Macarons are a rather iconic dessert in terms of lolita fashion. Beyond the obvious tastiness of these delicate cookies, the Japanese seem entranced with them in the same sort of way that they idolize many French things. In lolita fashion, the macaron has been featured in several prints by Angelic Pretty. Beyond lolita, however, macarons are the subjects for miniature, felt crafts, cell phone straps, and other household goods.
Recently, the Trader Joe’s grocery stores have begun selling macarons. Not everyone is fortunate enough to live near a pâtisserie that makes macarons, and even fewer people live near one that makes them well.
However, store-bought macarons have perils beyond that of fresh macarons.
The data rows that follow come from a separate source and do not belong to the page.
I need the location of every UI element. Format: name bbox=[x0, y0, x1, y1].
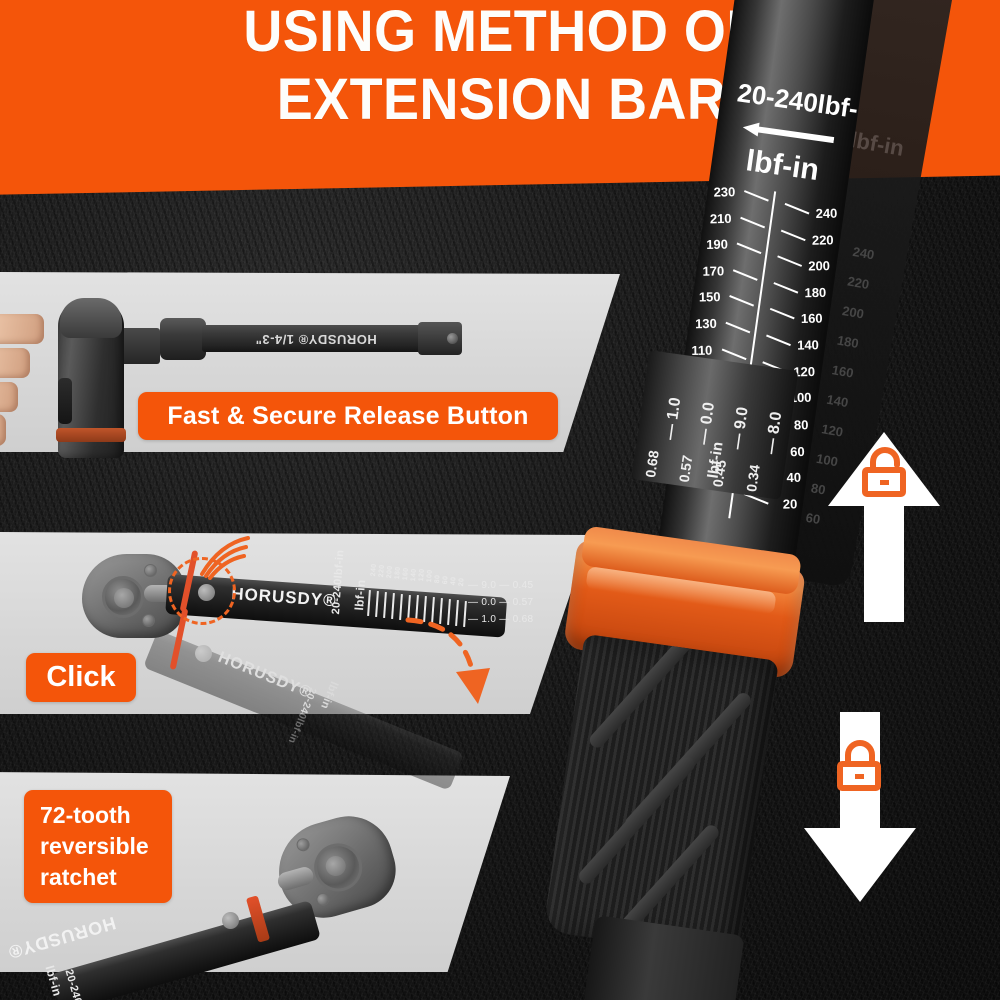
click-sound-waves-icon bbox=[196, 534, 258, 585]
micrometer-major-value: — 9.0 bbox=[729, 406, 753, 451]
scale-value-left: 210 bbox=[710, 211, 732, 226]
scale-value-right: 60 bbox=[790, 443, 805, 458]
lock-icon bbox=[833, 738, 887, 801]
scale-value-left: 230 bbox=[713, 184, 735, 199]
wrench-unit-label: lbf-in bbox=[744, 144, 821, 188]
scale-mark-right bbox=[766, 335, 791, 347]
scale-value-right: 40 bbox=[786, 470, 801, 485]
badge-ratchet-line2: reversible bbox=[40, 831, 158, 862]
badge-ratchet-feature: 72-tooth reversible ratchet bbox=[24, 790, 172, 903]
panel2-collar-a: — 9.0 — 0.45 bbox=[468, 580, 533, 591]
scale-value-right: 220 bbox=[812, 232, 834, 247]
lock-direction-arrow bbox=[800, 712, 920, 902]
unlock-direction-arrow bbox=[824, 432, 944, 622]
extension-socket-end bbox=[160, 318, 206, 360]
scale-value-left: 190 bbox=[706, 237, 728, 252]
panel2-scale-value: 240 bbox=[370, 563, 378, 576]
scale-mark-right bbox=[770, 308, 795, 320]
orange-ring bbox=[56, 428, 126, 442]
rotation-arrow-icon bbox=[398, 616, 518, 721]
scale-value-right: 20 bbox=[782, 496, 797, 511]
badge-ratchet-line3: ratchet bbox=[40, 862, 158, 893]
scale-value-left: 110 bbox=[691, 342, 712, 357]
panel2-scale-value: 60 bbox=[442, 576, 450, 585]
scale-value-left: 170 bbox=[702, 263, 724, 278]
screw-icon-top bbox=[144, 564, 157, 577]
micrometer-major-value: — 0.0 bbox=[695, 401, 719, 446]
scale-value-right: 240 bbox=[816, 206, 838, 221]
micrometer-minor-value: 0.34 bbox=[743, 464, 763, 493]
panel2-scale-value: 140 bbox=[410, 568, 418, 581]
release-button[interactable] bbox=[58, 378, 72, 424]
scale-mark-right bbox=[773, 282, 798, 294]
micrometer-minor-value: 0.57 bbox=[676, 454, 696, 483]
panel2-scale-value: 100 bbox=[426, 570, 434, 583]
scale-value-right: 160 bbox=[801, 311, 823, 326]
panel2-scale-value: 200 bbox=[386, 565, 394, 578]
scale-mark-left bbox=[725, 322, 750, 334]
scale-mark-left bbox=[740, 216, 765, 228]
extension-bar-marking: HORUSDY® 1/4-3" bbox=[216, 329, 416, 349]
drive-hole bbox=[102, 576, 144, 618]
scale-mark-left bbox=[733, 269, 758, 281]
scale-value-right: 140 bbox=[797, 337, 819, 352]
panel2-scale-value: 40 bbox=[450, 577, 458, 586]
panel2-scale-value: 160 bbox=[402, 567, 410, 580]
screw-icon-b bbox=[315, 891, 331, 907]
scale-mark-right bbox=[785, 203, 810, 215]
reversible-lever[interactable] bbox=[276, 865, 316, 892]
detent-ball-icon bbox=[447, 333, 458, 344]
panel2-scale-value: 220 bbox=[378, 564, 386, 577]
badge-release-button: Fast & Secure Release Button bbox=[138, 392, 558, 440]
badge-click: Click bbox=[26, 653, 136, 702]
drive-hole-large bbox=[309, 838, 368, 897]
panel3-brand-label: HORUSDY® bbox=[5, 912, 118, 963]
scale-mark-left bbox=[722, 348, 747, 360]
micrometer-scale: — 1.0— 0.0— 9.0— 8.0 0.680.570.450.34 lb… bbox=[632, 350, 799, 500]
infographic-canvas: USING METHOD OF EXTENSION BAR HORUSDY 20… bbox=[0, 0, 1000, 1000]
scale-value-right: 200 bbox=[808, 258, 830, 273]
micrometer-minor-value: 0.68 bbox=[642, 449, 662, 478]
micrometer-major-value: — 8.0 bbox=[763, 411, 787, 456]
panel2-scale-value: 120 bbox=[418, 569, 426, 582]
scale-mark-right bbox=[781, 229, 806, 241]
wrench-range-label: 20-240lbf-in bbox=[735, 77, 868, 126]
scale-value-left: 130 bbox=[695, 316, 717, 331]
panel2-scale-value: 20 bbox=[458, 578, 466, 587]
screw-icon-bottom bbox=[142, 614, 155, 627]
scale-mark-left bbox=[729, 295, 754, 307]
extension-bar: HORUSDY® 1/4-3" bbox=[160, 318, 460, 360]
scale-value-right: 180 bbox=[805, 285, 827, 300]
panel2-collar-b: — 0.0 — 0.57 bbox=[468, 597, 533, 608]
direction-arrow-icon bbox=[742, 120, 835, 145]
release-dot bbox=[222, 912, 239, 929]
scale-mark-left bbox=[737, 243, 762, 255]
badge-ratchet-line1: 72-tooth bbox=[40, 800, 158, 831]
unlock-icon bbox=[858, 446, 912, 507]
micrometer-major-value: — 1.0 bbox=[662, 396, 686, 441]
scale-mark-right bbox=[777, 256, 802, 268]
panel2-scale-value: 180 bbox=[394, 566, 402, 579]
scale-value-right: 80 bbox=[793, 417, 808, 432]
square-drive bbox=[118, 328, 160, 364]
scale-mark-left bbox=[744, 190, 769, 202]
screw-icon-a bbox=[295, 837, 311, 853]
panel2-scale-value: 80 bbox=[434, 575, 442, 584]
scale-value-left: 150 bbox=[699, 290, 721, 305]
ratchet-handle-top bbox=[60, 298, 122, 338]
panel2-unit-label: lbf-in bbox=[352, 579, 368, 611]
Macarons go stale very quickly–macaron-Mecca Ladurée warns patrons that the cookies are only good for two days. However, two days is shorter than many foods spend in transit to their final destination; thus most packaged macarons are stale by the time they reach the consumer. The Trader Joe’s macarons, however, are kept in the frozen dessert section–this keeps them from going stale in such a short time.
Although the cookies are not stale, they do not arrive in perfect condition. Macarons are very delicate–the cookie portion is basically a meringue with a touch of flour–and the slightest pressure can crack and crush them. Whenever I bake macarons, sometimes they shatter just from being removed from the cookie sheet. Although the Trader Joe’s macarons are packaged in a plastic tray with each cookie separated, it is not enough to keep them in shape. The tops of the cookies usually look fine, but the bottoms of every cookie in my box was totally smashed.
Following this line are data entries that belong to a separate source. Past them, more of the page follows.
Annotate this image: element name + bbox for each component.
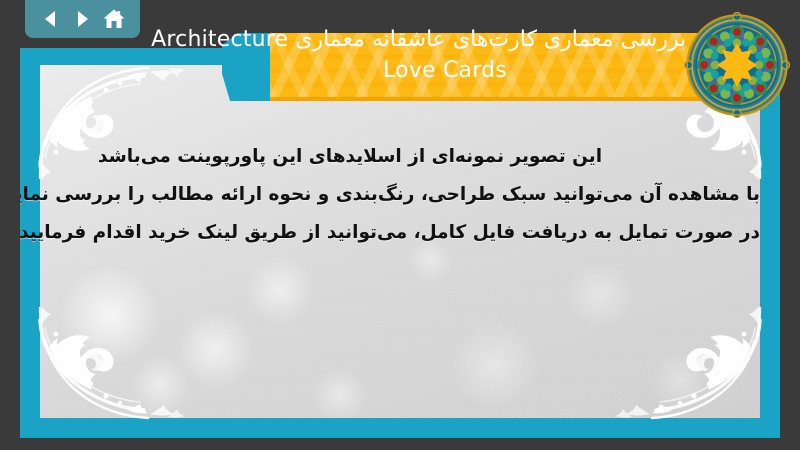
forward-icon[interactable] [69, 6, 95, 32]
back-icon[interactable] [38, 6, 64, 32]
navigation-bar [25, 0, 140, 38]
slide-body-text: این تصویر نمونه‌ای از اسلایدهای این پاور… [60, 138, 760, 252]
persian-medallion-ornament [684, 12, 790, 118]
title-banner-underline [270, 97, 720, 101]
home-icon[interactable] [101, 6, 127, 32]
body-line: این تصویر نمونه‌ای از اسلایدهای این پاور… [60, 138, 760, 176]
slide-frame: این تصویر نمونه‌ای از اسلایدهای این پاور… [20, 48, 780, 438]
title-banner-pattern [270, 33, 720, 101]
title-banner [270, 33, 720, 101]
body-line: در صورت تمایل به دریافت فایل کامل، می‌تو… [60, 214, 760, 252]
slide-viewer: این تصویر نمونه‌ای از اسلایدهای این پاور… [0, 0, 800, 450]
body-line: با مشاهده آن می‌توانید سبک طراحی، رنگ‌بن… [60, 176, 760, 214]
As these macarons are frozen, they need to be allowed to thaw–sitting out at room temperature for 30 minutes. This step is extremely, extremely important. The macarons I ate that had sat out for the full 30 minutes had soft filling and a crisp cookie. The flavors were light and un-tainted. The macarons that did not get a full 30 minutes had hard filling and (most importantly) tasted of “freezer” more than of the cookie itself–very unpleasant.
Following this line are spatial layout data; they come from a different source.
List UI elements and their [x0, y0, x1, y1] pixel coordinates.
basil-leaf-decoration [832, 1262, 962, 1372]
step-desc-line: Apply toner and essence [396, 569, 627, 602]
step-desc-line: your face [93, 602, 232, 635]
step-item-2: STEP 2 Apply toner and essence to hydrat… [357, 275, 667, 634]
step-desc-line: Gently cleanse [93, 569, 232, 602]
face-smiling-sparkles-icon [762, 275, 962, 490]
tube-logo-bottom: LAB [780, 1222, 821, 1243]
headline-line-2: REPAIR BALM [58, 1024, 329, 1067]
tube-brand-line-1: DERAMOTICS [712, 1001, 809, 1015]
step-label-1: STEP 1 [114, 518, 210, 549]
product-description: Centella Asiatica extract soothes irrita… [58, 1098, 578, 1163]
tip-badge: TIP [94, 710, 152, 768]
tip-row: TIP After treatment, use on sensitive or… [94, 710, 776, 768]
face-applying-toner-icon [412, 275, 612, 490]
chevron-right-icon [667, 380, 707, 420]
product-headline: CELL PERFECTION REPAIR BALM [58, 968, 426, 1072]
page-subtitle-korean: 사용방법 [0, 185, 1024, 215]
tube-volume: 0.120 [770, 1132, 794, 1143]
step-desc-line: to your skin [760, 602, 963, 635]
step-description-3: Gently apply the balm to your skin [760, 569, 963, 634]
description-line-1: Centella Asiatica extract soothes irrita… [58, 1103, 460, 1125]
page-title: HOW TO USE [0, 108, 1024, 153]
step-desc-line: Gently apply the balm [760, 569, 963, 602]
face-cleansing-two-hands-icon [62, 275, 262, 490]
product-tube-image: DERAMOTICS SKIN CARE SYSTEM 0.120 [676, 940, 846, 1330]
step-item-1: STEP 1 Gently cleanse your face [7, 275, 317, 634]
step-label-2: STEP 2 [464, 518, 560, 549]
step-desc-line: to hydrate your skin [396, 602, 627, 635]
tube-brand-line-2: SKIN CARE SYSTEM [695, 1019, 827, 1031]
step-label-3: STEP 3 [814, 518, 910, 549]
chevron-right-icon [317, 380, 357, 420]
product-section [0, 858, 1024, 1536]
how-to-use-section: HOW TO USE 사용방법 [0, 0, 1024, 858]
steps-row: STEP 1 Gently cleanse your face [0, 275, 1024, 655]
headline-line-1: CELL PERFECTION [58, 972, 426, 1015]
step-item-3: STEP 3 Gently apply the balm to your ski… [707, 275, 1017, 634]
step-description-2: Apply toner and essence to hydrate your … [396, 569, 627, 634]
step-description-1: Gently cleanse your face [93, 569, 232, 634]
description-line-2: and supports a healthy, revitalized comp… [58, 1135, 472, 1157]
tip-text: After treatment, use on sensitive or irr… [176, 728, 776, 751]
In terms of actual quality, I’d say that the Trader Joe’s macarons are not perfect, but they are better than most packaged (and some bakeries’) macarons. The cookies have a nice foot, smooth skin, and appropriate crispness, but I found that they were more meringue-like than I prefer. (This was more pronounced for the chocolate macarons than the vanilla.) They didn’t have enough of the density and texture that the almond flour should add.
The Trader Joe’s macarons are approximately $5 for one dozen macarons–6 chocolate and 6 vanilla. This is, really, an unbeatable value. Most pâtisseries charge much, much more than that this–usually $2-$3 per macaron.
Overall, I don’t think this is something I would buy again, but I would certainly recommend it to others. If you haven’t had macarons before, the Trader Joe’s macarons are a better place to start than other pre-packaged macarons. If you like macarons a lot and don’t want to spend a fortune, they’re a great deal. If you love meringues, you’d also probably really like them! Personally, I will bake my own macarons or patronize my favourite bakery–there are other store-bought cookies I enjoy that I could buy for a similar price; I don’t mind paying a little bit extra for macarons I like the taste of more.